Tue Jun 30 07:35:49 2015: cdo runmean,30 va_ERAInterim_500hPa_daily_native.nc va_ERAInterim_500hPa_030day-runmean_native.nc

You might be thinking, “this is all well and good, but what about data processing steps that don’t use NCO, CDO or even netCDF files?” It turns out that if you write a script (e.g. in Python, R or whatever language you’re using) that can be executed from the command line, then it only takes an extra few lines of code to parse the associated command line entry and append that information to the global attributes of a netCDF file (or a corresponding metadata text file if dealing with file formats that don’t carry their metadata with them).
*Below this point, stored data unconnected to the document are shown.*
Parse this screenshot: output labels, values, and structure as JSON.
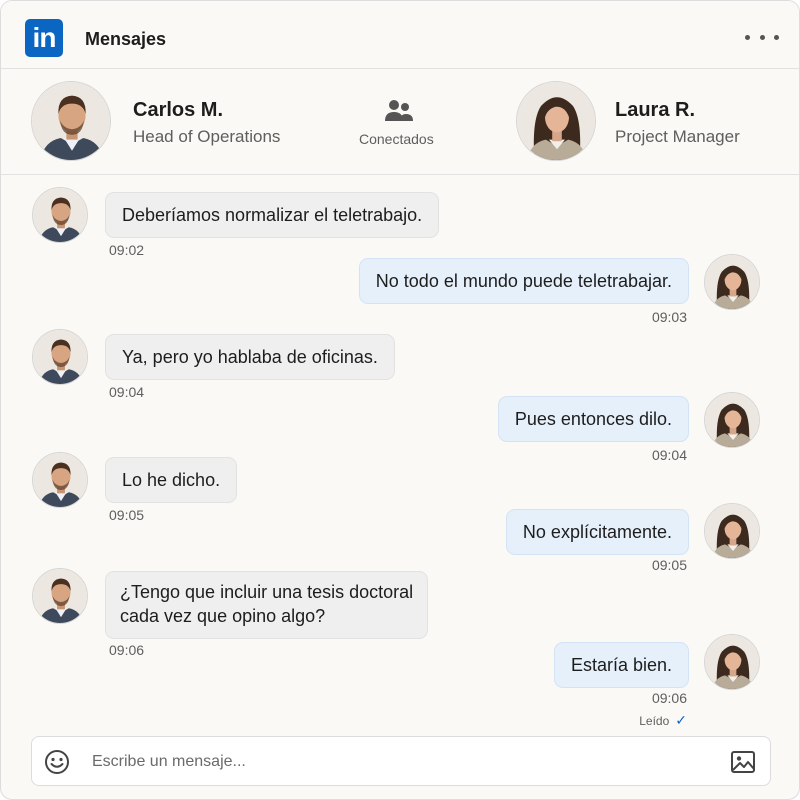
{
  "app": {
    "logo_text": "in",
    "title": "Mensajes",
    "brand_color": "#0a66c2"
  },
  "participants": {
    "left": {
      "name": "Carlos M.",
      "role": "Head of Operations"
    },
    "status": {
      "label": "Conectados",
      "icon": "people-icon"
    },
    "right": {
      "name": "Laura R.",
      "role": "Project Manager"
    }
  },
  "messages": [
    {
      "from": "Carlos M.",
      "text": "Deberíamos normalizar el teletrabajo.",
      "time": "09:02"
    },
    {
      "from": "Laura R.",
      "text": "No todo el mundo puede teletrabajar.",
      "time": "09:03"
    },
    {
      "from": "Carlos M.",
      "text": "Ya, pero yo hablaba de oficinas.",
      "time": "09:04"
    },
    {
      "from": "Laura R.",
      "text": "Pues entonces dilo.",
      "time": "09:04"
    },
    {
      "from": "Carlos M.",
      "text": "Lo he dicho.",
      "time": "09:05"
    },
    {
      "from": "Laura R.",
      "text": "No explícitamente.",
      "time": "09:05"
    },
    {
      "from": "Carlos M.",
      "text_line1": "¿Tengo que incluir una tesis doctoral",
      "text_line2": "cada vez que opino algo?",
      "time": "09:06"
    },
    {
      "from": "Laura R.",
      "text": "Estaría bien.",
      "time": "09:06"
    }
  ],
  "read_receipt": {
    "label": "Leído",
    "icon": "check-icon"
  },
  "composer": {
    "placeholder": "Escribe un mensaje...",
    "emoji_icon": "smiley-icon",
    "image_icon": "image-icon"
  }
}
To learn how to do this using Python, check out the Software Carpentry lesson on Data Management in the Ocean, Weather and Climate Sciences.
 
3. Backup

Once you’ve defined your DRS and have implemented the NCO/CDO approach to data provenance, the final thing to think about is backing up your data. This is something I’ve discussed in detail in a previous post, but the crux of the story is that if your starting point files (i.e. the data files required at the very first step of your data processing) can be easily downloaded (e.g. reanalysis or CMIP5 data), then you probably don’t need your local copy to be backed up. All of your code should be version controlled and backed up via an external hosting service like GitHub and Bitbucket, so you can simply re-download the data and re-run your analysis scripts if disaster strikes. If you generated your starting point files from scratch on the other hand (e.g. you collected weather observations or ran a model that would take months to re-run), then backup is absolutely critical and would be part of your data management plan.